Different means are investigated today to protect a rare earth–barium–copper oxide (REBCO) coil against local thermal runaway, what is commonly called a ‘Quench’. Metal Insulated Coil or No-Insulated coil have been successfully introduced. However, these protections method may show other issues and are limited in terms of dynamics, making them impractical for fast applications. We successfully tested early detection of dissipative voltage followed by current dumping as a method to protect REBCO insulated test coils, even with engineering current density in the kA mm−2 range. Pick up coils can be used to compensate inductive coil voltage. In previous works we highlighted the presence of transient voltage due to the hysteretic current distribution in REBCO tape width, which can complicate the detection. We then developed a numerical electromagnetic model that reproduce the transient behavior of REBCO coils.
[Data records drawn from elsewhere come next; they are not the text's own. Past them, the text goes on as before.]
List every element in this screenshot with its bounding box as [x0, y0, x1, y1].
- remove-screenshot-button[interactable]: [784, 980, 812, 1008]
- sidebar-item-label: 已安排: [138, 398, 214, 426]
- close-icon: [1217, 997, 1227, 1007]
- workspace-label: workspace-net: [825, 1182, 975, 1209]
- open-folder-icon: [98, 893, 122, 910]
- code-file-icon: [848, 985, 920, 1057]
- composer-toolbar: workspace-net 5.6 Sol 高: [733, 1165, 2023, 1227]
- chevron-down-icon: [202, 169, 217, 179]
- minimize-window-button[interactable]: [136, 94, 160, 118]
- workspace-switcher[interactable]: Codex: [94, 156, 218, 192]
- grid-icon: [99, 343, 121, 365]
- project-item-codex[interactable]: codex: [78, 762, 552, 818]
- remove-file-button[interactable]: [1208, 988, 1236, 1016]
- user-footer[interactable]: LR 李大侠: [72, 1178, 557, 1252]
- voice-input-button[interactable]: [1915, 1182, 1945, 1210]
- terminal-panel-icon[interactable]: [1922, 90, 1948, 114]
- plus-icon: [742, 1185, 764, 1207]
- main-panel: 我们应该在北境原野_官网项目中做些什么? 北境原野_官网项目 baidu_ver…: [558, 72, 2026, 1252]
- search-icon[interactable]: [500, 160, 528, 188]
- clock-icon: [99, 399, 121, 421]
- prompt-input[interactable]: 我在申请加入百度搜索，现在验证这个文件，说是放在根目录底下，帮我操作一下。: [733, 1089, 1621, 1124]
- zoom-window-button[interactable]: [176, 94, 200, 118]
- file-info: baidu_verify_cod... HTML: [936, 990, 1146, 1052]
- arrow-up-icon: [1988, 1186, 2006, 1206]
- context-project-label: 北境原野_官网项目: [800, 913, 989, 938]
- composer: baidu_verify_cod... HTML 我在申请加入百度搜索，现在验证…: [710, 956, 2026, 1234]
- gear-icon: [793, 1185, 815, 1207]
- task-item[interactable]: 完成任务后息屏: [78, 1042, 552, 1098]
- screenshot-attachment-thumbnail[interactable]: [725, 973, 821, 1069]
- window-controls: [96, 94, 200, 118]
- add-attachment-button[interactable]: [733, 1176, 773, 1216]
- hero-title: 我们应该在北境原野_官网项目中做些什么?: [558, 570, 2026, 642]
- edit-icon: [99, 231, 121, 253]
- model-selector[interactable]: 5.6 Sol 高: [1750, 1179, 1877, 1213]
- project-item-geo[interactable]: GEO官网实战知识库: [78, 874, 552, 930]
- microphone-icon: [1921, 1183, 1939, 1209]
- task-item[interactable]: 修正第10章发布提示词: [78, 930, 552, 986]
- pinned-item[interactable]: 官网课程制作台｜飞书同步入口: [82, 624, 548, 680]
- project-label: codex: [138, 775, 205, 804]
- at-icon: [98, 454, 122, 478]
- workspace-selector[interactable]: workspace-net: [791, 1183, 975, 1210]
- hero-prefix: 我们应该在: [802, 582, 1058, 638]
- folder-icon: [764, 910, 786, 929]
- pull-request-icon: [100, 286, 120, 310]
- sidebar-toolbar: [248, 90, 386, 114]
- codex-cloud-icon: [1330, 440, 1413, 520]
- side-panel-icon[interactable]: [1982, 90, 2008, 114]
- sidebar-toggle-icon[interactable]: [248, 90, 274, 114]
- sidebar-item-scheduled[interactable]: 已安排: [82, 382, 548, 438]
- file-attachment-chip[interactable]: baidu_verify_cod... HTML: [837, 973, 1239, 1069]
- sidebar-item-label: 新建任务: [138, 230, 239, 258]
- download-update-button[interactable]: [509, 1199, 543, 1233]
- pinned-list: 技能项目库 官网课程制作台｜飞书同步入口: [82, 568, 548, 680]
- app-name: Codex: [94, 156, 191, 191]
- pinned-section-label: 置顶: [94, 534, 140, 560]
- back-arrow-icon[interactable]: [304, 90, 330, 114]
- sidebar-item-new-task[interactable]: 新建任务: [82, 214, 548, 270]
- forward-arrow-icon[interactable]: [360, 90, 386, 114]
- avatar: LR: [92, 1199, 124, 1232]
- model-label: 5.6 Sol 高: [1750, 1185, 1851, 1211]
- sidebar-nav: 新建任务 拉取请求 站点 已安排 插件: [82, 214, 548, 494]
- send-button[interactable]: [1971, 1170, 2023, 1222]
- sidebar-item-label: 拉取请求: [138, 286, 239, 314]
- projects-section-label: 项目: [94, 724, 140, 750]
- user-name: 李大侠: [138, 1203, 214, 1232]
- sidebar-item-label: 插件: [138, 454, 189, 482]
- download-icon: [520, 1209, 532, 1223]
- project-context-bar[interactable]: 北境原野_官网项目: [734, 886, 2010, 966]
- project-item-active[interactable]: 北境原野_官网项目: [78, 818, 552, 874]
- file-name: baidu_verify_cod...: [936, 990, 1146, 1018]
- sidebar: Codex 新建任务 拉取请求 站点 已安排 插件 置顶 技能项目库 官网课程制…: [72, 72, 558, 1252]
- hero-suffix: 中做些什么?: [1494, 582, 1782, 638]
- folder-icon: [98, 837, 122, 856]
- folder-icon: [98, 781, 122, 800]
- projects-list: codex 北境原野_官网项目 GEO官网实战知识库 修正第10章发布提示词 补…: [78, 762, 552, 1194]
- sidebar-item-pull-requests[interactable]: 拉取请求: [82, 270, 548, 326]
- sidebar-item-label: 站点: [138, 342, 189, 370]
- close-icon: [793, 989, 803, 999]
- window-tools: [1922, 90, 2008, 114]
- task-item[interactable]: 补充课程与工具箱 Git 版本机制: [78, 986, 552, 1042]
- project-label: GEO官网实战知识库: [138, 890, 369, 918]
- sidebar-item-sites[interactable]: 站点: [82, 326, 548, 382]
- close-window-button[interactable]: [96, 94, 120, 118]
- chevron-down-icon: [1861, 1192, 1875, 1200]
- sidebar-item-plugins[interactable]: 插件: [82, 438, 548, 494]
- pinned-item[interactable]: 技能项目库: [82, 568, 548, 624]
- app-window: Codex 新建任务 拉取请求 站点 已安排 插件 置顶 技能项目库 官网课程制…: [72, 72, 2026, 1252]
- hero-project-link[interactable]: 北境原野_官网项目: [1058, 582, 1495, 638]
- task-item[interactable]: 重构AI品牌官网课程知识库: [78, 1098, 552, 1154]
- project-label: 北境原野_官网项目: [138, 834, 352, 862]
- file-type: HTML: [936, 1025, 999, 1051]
Here we study a small REBCO coil instrumented with three different pick-up coils, including a co-wound pick-up whose coupling is close to perfect. The post processing and analysis of the simulation results makes it possible to identify in the transient coil voltage the contribution due to transient losses and coil inductance variation. The resulting evaluation of the REBCO coil inductance and its variations is validated by analysis of the pick-up coil signals. From a practical point of view, this work shows the possibility to have very sensitive early detection of thermal runaway if the threshold is adjusted based on the expected coil compensated voltage drift. The interest of using isolated high-strength co-wound reinforcement tape as pick-up coil is also highlighted.